Look, I get it. I’m a millennial, and like every one of us I’m tired of being blamed for everything terrible going on in the world, whether it’s killing department stores, Applebee’s, golf, or diamonds. It’s been happening for generations; even Socrates, one of the most esteemed philosophers of the ancient world, said “The children now love luxury. They have bad manners, contempt for authority; they show disrespect for elders and love chatter in place of exercise.”
So of course we want to prove them wrong. We want to show them that Millennials are the future of the world, and that we can make the world better than we found it. We are cautious, but hopeful. But how do you make a difference in today’s world? The biggest movements America has seen, the Civil Rights Movement, the Women’s Suffrage Movement, the Vietnam War Protest Movement, all were born in a time where there were at most three different kinds of media: Newspaper, Radio, and eventually Television.
Stories of protests and marches would dominate the headlines daily, and it would be on everyone’s mind. You wouldn’t be able to escape it, and finally people would put pressure on politicians to act. Now, we have the luxury of news on our fingertips: the 24 hour news cycle, and social media platforms such as facebook and twitter have softened the impact of protest. Yes, marches get media coverage, but those who do not wish to see it can look at a banal story about a dog being elected mayor or some other trite. President Trump’s war on “fake news” has also eroded the public’s trust of traditional mainstream media, but whether you believe him is another story entirely.
This has combined with the desire for Millennials to be a part of something bigger than ourselves, we want to believe in the romantic notion of “revolution” and “resistance,” we want to be the Rebels not the Empire, the Starks not the Lannisters. But where do we start? Many have decided that the place to start is the media form that grew alongside us, the internet. We saw the Arab Spring, and how revolutionaries and protesters used twitter to organize resistance. Why not now?
The issue, however, is we have been painted into a corner. Stick with the #Resistance and you’re labeled a “lazy, entitled Social Justice Warrior,” start marching in the streets and you’re called a “dangerous, Alt-Left, Antifa anarchist.” Meanwhile, Neo-Nazis and the KKK march in our streets with rifles and torches, calling for ethnic cleansing. Innocent people like Heather Heyer have been murdered by Nazi sympathizers, and it sadly may not be the last casualty.
There’s only two ways this will ever end: Tensions rise until someone on the left kills someone important and a mass crackdown on political dissent begins, destroying the very fabric of our nation, or the true Resistance soldiers on, proudly facing death itself against the darker nature of America. We must be prepared to become the new martyrs for the Republic, to ensure the Union survives. Each time they spit on us, beat us, or even kill us, more will realize that their agenda is one of petty hatred.

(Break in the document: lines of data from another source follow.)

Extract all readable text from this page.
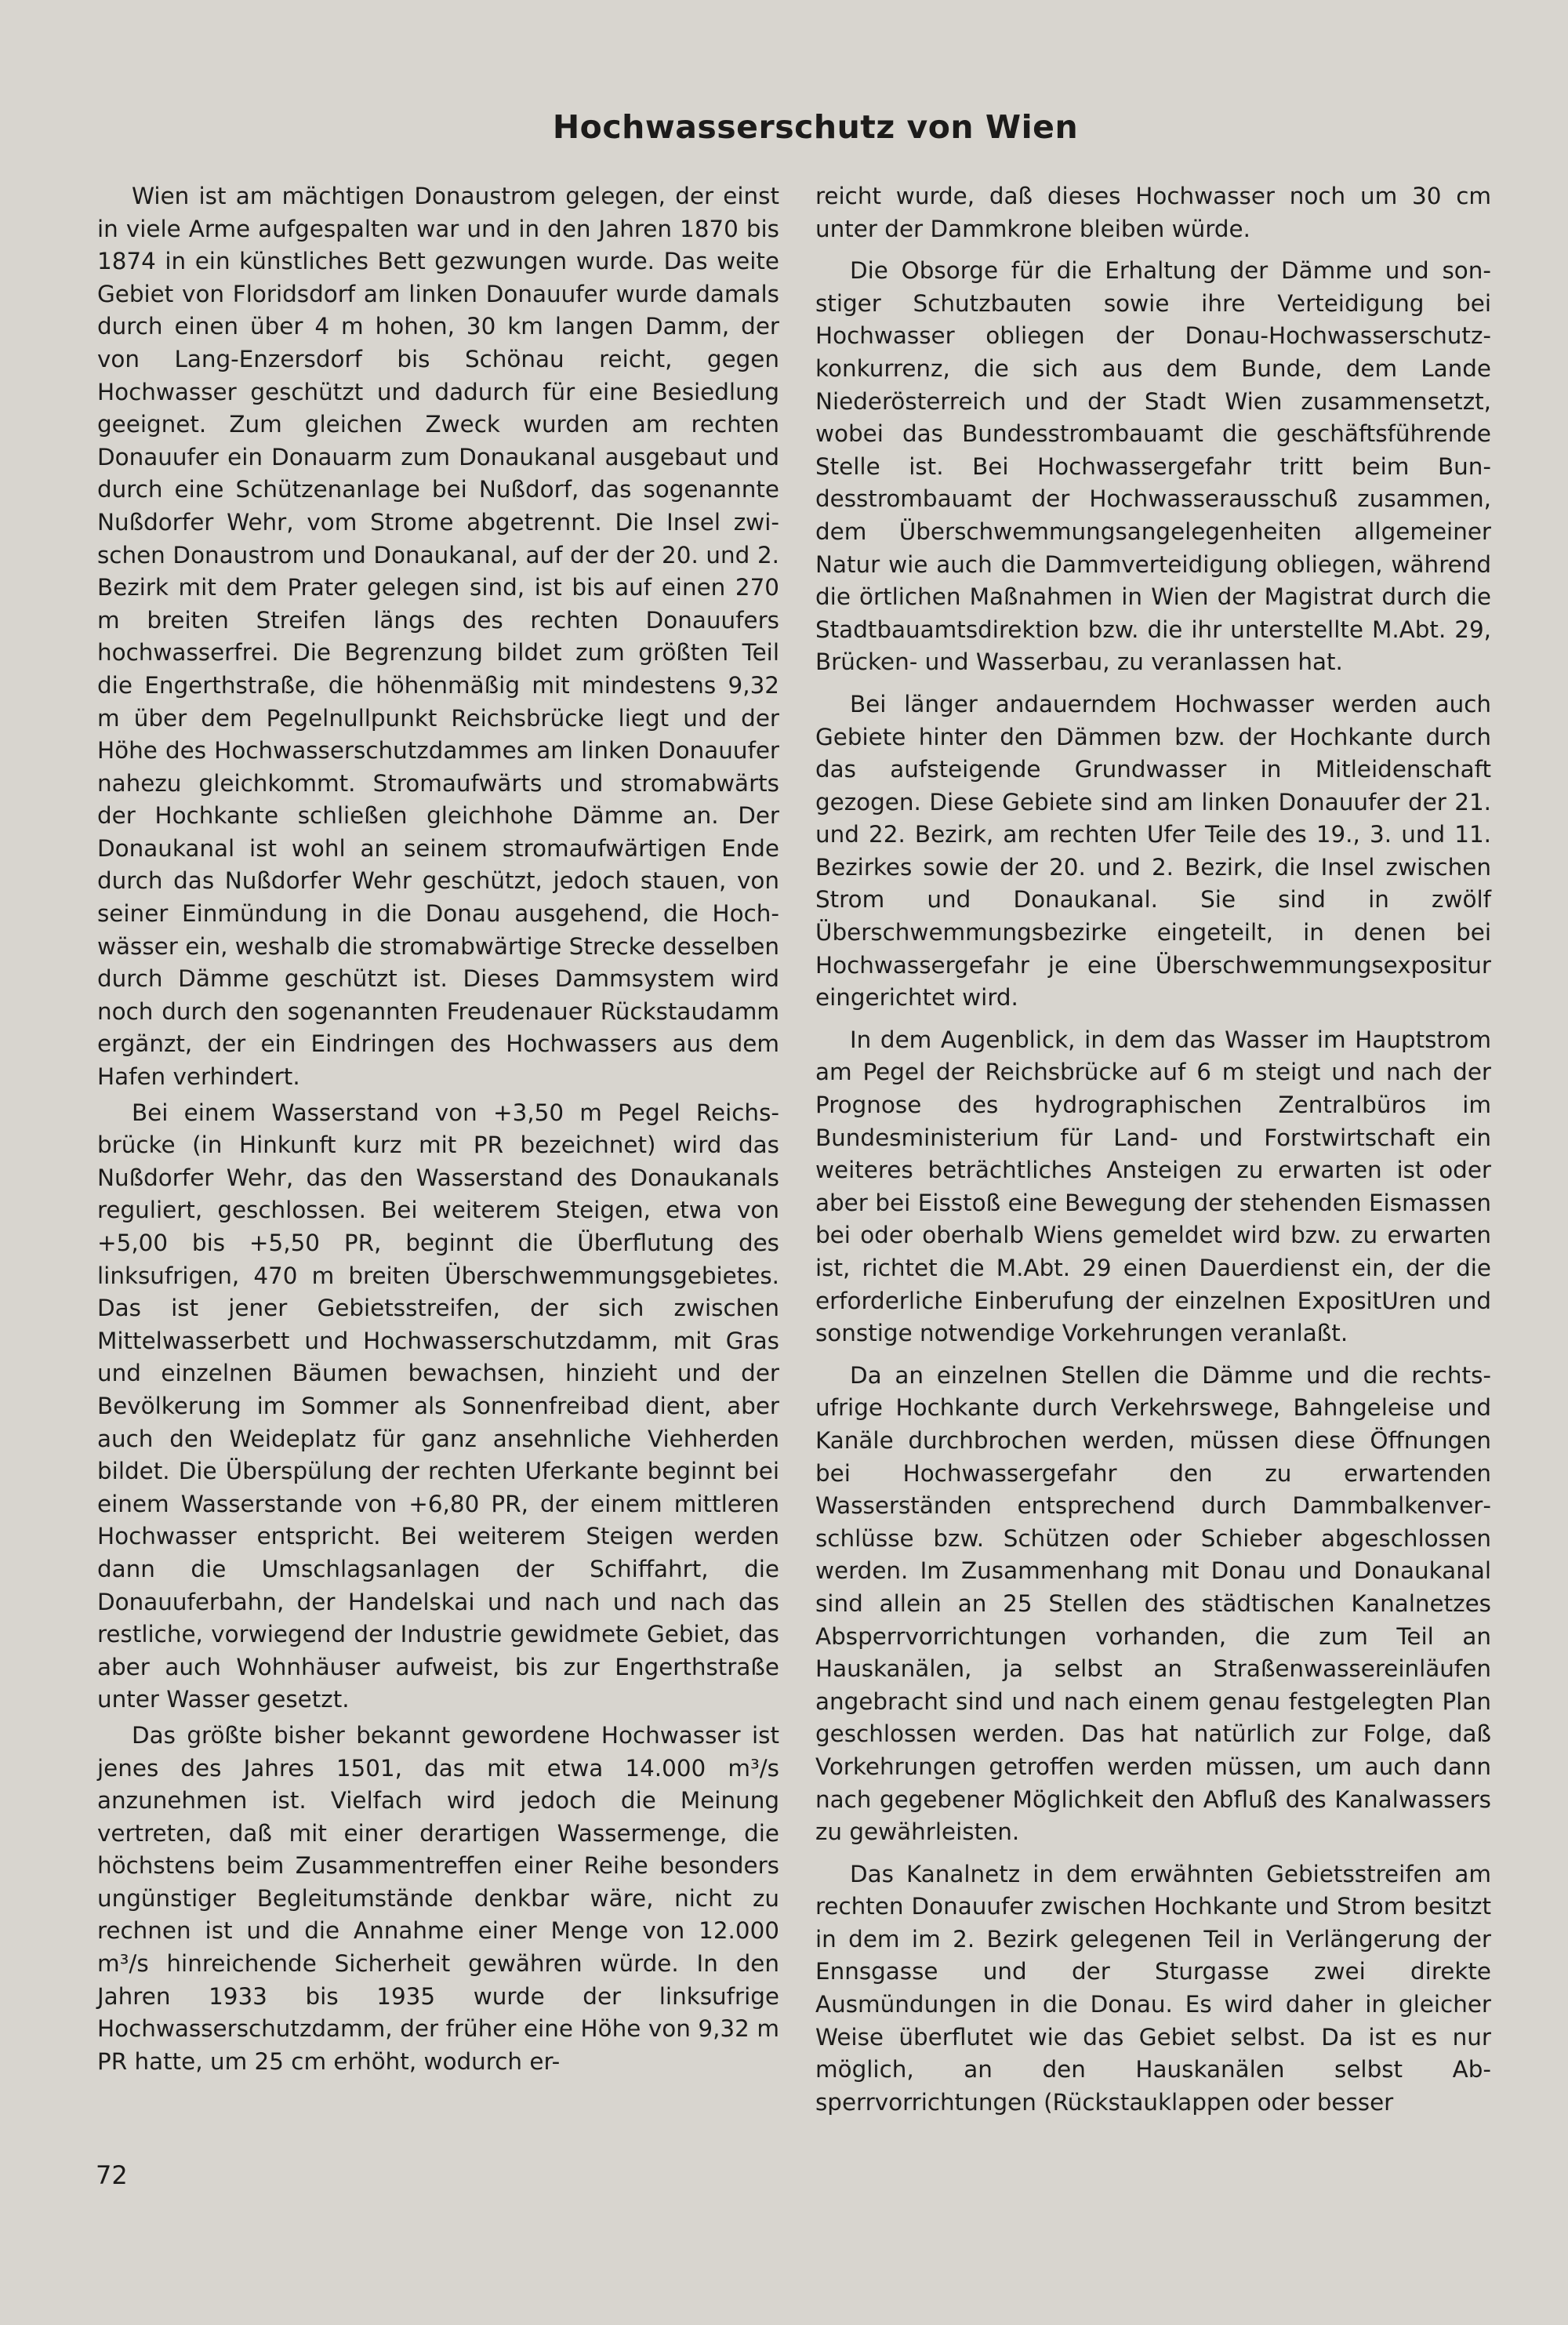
Hochwasserschutz von Wien

Wien ist am mächtigen Donaustrom gelegen, der einst in viele Arme aufgespalten war und in den Jahren 1870 bis 1874 in ein künstliches Bett gezwungen wurde. Das weite Gebiet von Floridsdorf am linken Donauufer wurde damals durch einen über 4 m hohen, 30 km langen Damm, der von Lang-Enzersdorf bis Schönau reicht, gegen Hochwasser geschützt und dadurch für eine Besiedlung geeignet. Zum gleichen Zweck wurden am rechten Donauufer ein Donauarm zum Donaukanal ausgebaut und durch eine Schützenanlage bei Nußdorf, das sogenannte Nußdorfer Wehr, vom Strome abgetrennt. Die Insel zwischen Donaustrom und Donaukanal, auf der der 20. und 2. Bezirk mit dem Prater gelegen sind, ist bis auf einen 270 m breiten Streifen längs des rechten Donauufers hochwasserfrei. Die Begrenzung bildet zum größten Teil die Engerthstraße, die höhenmäßig mit mindestens 9,32 m über dem Pegelnullpunkt Reichsbrücke liegt und der Höhe des Hochwasserschutzdammes am linken Donauufer nahezu gleichkommt. Stromaufwärts und stromabwärts der Hochkante schließen gleichhohe Dämme an. Der Donaukanal ist wohl an seinem stromaufwärtigen Ende durch das Nußdorfer Wehr geschützt, jedoch stauen, von seiner Einmündung in die Donau ausgehend, die Hochwässer ein, weshalb die stromabwärtige Strecke desselben durch Dämme geschützt ist. Dieses Dammsystem wird noch durch den sogenannten Freudenauer Rückstaudamm ergänzt, der ein Eindringen des Hochwassers aus dem Hafen verhindert.

Bei einem Wasserstand von +3,50 m Pegel Reichsbrücke (in Hinkunft kurz mit PR bezeichnet) wird das Nußdorfer Wehr, das den Wasserstand des Donaukanals reguliert, geschlossen. Bei weiterem Steigen, etwa von +5,00 bis +5,50 PR, beginnt die Überflutung des linksufrigen, 470 m breiten Überschwemmungsgebietes. Das ist jener Gebietsstreifen, der sich zwischen Mittelwasserbett und Hochwasserschutzdamm, mit Gras und einzelnen Bäumen bewachsen, hinzieht und der Bevölkerung im Sommer als Sonnenfreibad dient, aber auch den Weideplatz für ganz ansehnliche Viehherden bildet. Die Überspülung der rechten Uferkante beginnt bei einem Wasserstande von +6,80 PR, der einem mittleren Hochwasser entspricht. Bei weiterem Steigen werden dann die Umschlagsanlagen der Schiffahrt, die Donauuferbahn, der Handelskai und nach und nach das restliche, vorwiegend der Industrie gewidmete Gebiet, das aber auch Wohnhäuser aufweist, bis zur Engerthstraße unter Wasser gesetzt.

Das größte bisher bekannt gewordene Hochwasser ist jenes des Jahres 1501, das mit etwa 14.000 m³/s anzunehmen ist. Vielfach wird jedoch die Meinung vertreten, daß mit einer derartigen Wassermenge, die höchstens beim Zusammentreffen einer Reihe besonders ungünstiger Begleitumstände denkbar wäre, nicht zu rechnen ist und die Annahme einer Menge von 12.000 m³/s hinreichende Sicherheit gewähren würde. In den Jahren 1933 bis 1935 wurde der linksufrige Hochwasserschutzdamm, der früher eine Höhe von 9,32 m PR hatte, um 25 cm erhöht, wodurch er-

reicht wurde, daß dieses Hochwasser noch um 30 cm unter der Dammkrone bleiben würde.

Die Obsorge für die Erhaltung der Dämme und sonstiger Schutzbauten sowie ihre Verteidigung bei Hochwasser obliegen der Donau-Hochwasserschutzkonkurrenz, die sich aus dem Bunde, dem Lande Niederösterreich und der Stadt Wien zusammensetzt, wobei das Bundesstrombauamt die geschäftsführende Stelle ist. Bei Hochwassergefahr tritt beim Bundesstrombauamt der Hochwasserausschuß zusammen, dem Überschwemmungsangelegenheiten allgemeiner Natur wie auch die Dammverteidigung obliegen, während die örtlichen Maßnahmen in Wien der Magistrat durch die Stadtbauamtsdirektion bzw. die ihr unterstellte M.Abt. 29, Brücken- und Wasserbau, zu veranlassen hat.

Bei länger andauerndem Hochwasser werden auch Gebiete hinter den Dämmen bzw. der Hochkante durch das aufsteigende Grundwasser in Mitleidenschaft gezogen. Diese Gebiete sind am linken Donauufer der 21. und 22. Bezirk, am rechten Ufer Teile des 19., 3. und 11. Bezirkes sowie der 20. und 2. Bezirk, die Insel zwischen Strom und Donaukanal. Sie sind in zwölf Überschwemmungsbezirke eingeteilt, in denen bei Hochwassergefahr je eine Überschwemmungsexpositur eingerichtet wird.

In dem Augenblick, in dem das Wasser im Hauptstrom am Pegel der Reichsbrücke auf 6 m steigt und nach der Prognose des hydrographischen Zentralbüros im Bundesministerium für Land- und Forstwirtschaft ein weiteres beträchtliches Ansteigen zu erwarten ist oder aber bei Eisstoß eine Bewegung der stehenden Eismassen bei oder oberhalb Wiens gemeldet wird bzw. zu erwarten ist, richtet die M.Abt. 29 einen Dauerdienst ein, der die erforderliche Einberufung der einzelnen ExpositUren und sonstige notwendige Vorkehrungen veranlaßt.

Da an einzelnen Stellen die Dämme und die rechtsufrige Hochkante durch Verkehrswege, Bahngeleise und Kanäle durchbrochen werden, müssen diese Öffnungen bei Hochwassergefahr den zu erwartenden Wasserständen entsprechend durch Dammbalkenverschlüsse bzw. Schützen oder Schieber abgeschlossen werden. Im Zusammenhang mit Donau und Donaukanal sind allein an 25 Stellen des städtischen Kanalnetzes Absperrvorrichtungen vorhanden, die zum Teil an Hauskanälen, ja selbst an Straßenwassereinläufen angebracht sind und nach einem genau festgelegten Plan geschlossen werden. Das hat natürlich zur Folge, daß Vorkehrungen getroffen werden müssen, um auch dann nach gegebener Möglichkeit den Abfluß des Kanalwassers zu gewährleisten.

Das Kanalnetz in dem erwähnten Gebietsstreifen am rechten Donauufer zwischen Hochkante und Strom besitzt in dem im 2. Bezirk gelegenen Teil in Verlängerung der Ennsgasse und der Sturgasse zwei direkte Ausmündungen in die Donau. Es wird daher in gleicher Weise überflutet wie das Gebiet selbst. Da ist es nur möglich, an den Hauskanälen selbst Absperrvorrichtungen (Rückstauklappen oder besser

72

But if the #Resistance is allowed to remain, and armchair activists continue to wallow in self-congratulatory rhetoric, nothing will change. The Democratic Party wants us to remain the #Resistance, because it is easy to control. Instead we must break the bonds that have shackled us to regressive influences like the Democratic and Republican Parties. It will be arduous, but now is the time for Millennials to become greater than what the world says we are.